Attending their meetups enables you to pick up on their vibe. Do they act differently with you there compared to when alone? Watch their body language for any red flags.

If he refuses to let you join, that indicates they likely have things to hide. He should be okay with you tagging along if everything is on the up and up between them.

8. Ask his friends for insight

Confide in his friends for a deeper perspective. Say you feel troubled by his ongoing closeness with his ex. Ask if they see any causes for concern.

Hopefully, his friends will level with you honestly if they think something sketchy is going on. Just avoid seeming accusatory or paranoid. Make it about wanting to understand him better.

If his friends clam up, however, that suggests they’re wary of fueling drama. Tread carefully about probing too much without hard proof.

9. Speak with her directly

If trust issues linger, have a woman-to-woman talk with his ex. Tell her you’re uncomfortable with their frequent contact and want to understand their dynamic.

Gauge whether she seems trustworthy and above board. Does her body language grow tense or evasive at certain questions? Try to read between the lines.

Ideally, she’ll reassure you their friendship is 100% platonic. But if your gut says otherwise, listen to it. Always trust your instincts when someone’s words and actions misalign. You deserve to find happiness with someone who prioritizes you.

10. Try to be a better friend than her

Look at the positive role his ex plays as his friend. Then try to be an even better friend yourself.

If she’s an eager listener, make sure you’re fully present when he opens up. Cook his favorite meal after a bad day. Send him songs that made you think of him.

When you fill the friend role – and more – in his life, he’ll naturally gravitate away from his ex for companionship. Beat her at her own game.

11. Spend more time together

Redirect his attention by planning more quality time together as a couple. Take weekend trips, have weekly date nights, and cuddle up watching movies.
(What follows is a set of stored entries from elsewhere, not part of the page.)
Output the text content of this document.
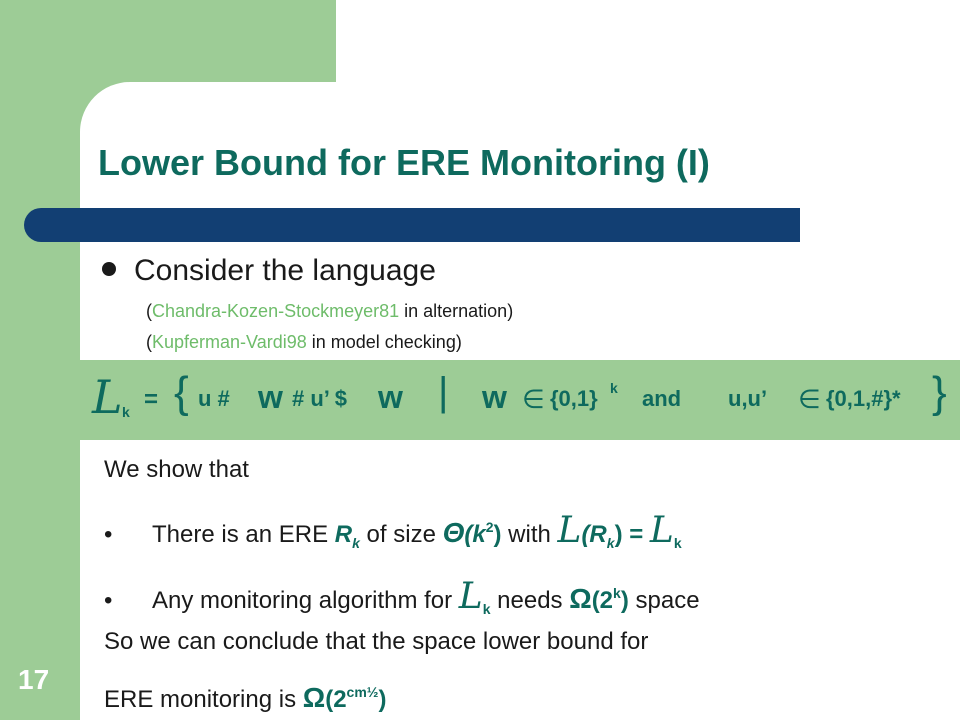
Lower Bound for ERE Monitoring (I)
Consider the language
(Chandra-Kozen-Stockmeyer81 in alternation)
(Kupferman-Vardi98 in model checking)
L k = { u # w # u’ $ w | w ∈ {0,1} k and u,u’ ∈ {0,1,#}* }
We show that
• There is an ERE $R_k$ of size $\Theta(k^2)$ with $L(R_k) = L_k$
• Any monitoring algorithm for $L_k$ needs Ω(2$^k$) space
So we can conclude that the space lower bound for
ERE monitoring is $\Omega(2^{cm\frac{1}{2}})$
17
When you two focus on bonding through shared activities, he’ll have fewer occasions to chat with his ex. Fill his schedule with fun plans, and the contact will organically taper off.

12. Consider breaking up

If all else fails, you may need to exit a relationship that can’t meet your needs. His connection with his ex reveals where his priorities lie.

As painful as it is, walking away is better than sinking more time into someone who doesn’t value you above past relationships. You deserve a guy who treats you as number one. Never lose sight of your self-worth!

Final Thoughts

There are many potential motivations for a boyfriend still talking to his ex. If this makes you feel uncomfortable, it’s important to communicate your feelings openly.

Try to understand why he stays in touch with his ex before deciding how to move forward. With mutual trust and respect, you can find healthy ways to set boundaries. But your comfort comes first – you deserve to have your needs met in a relationship.

If he continues contacting his ex against your wishes, it may signify bigger issues of priority and commitment. You have the power to find fulfillment with someone who treasures you.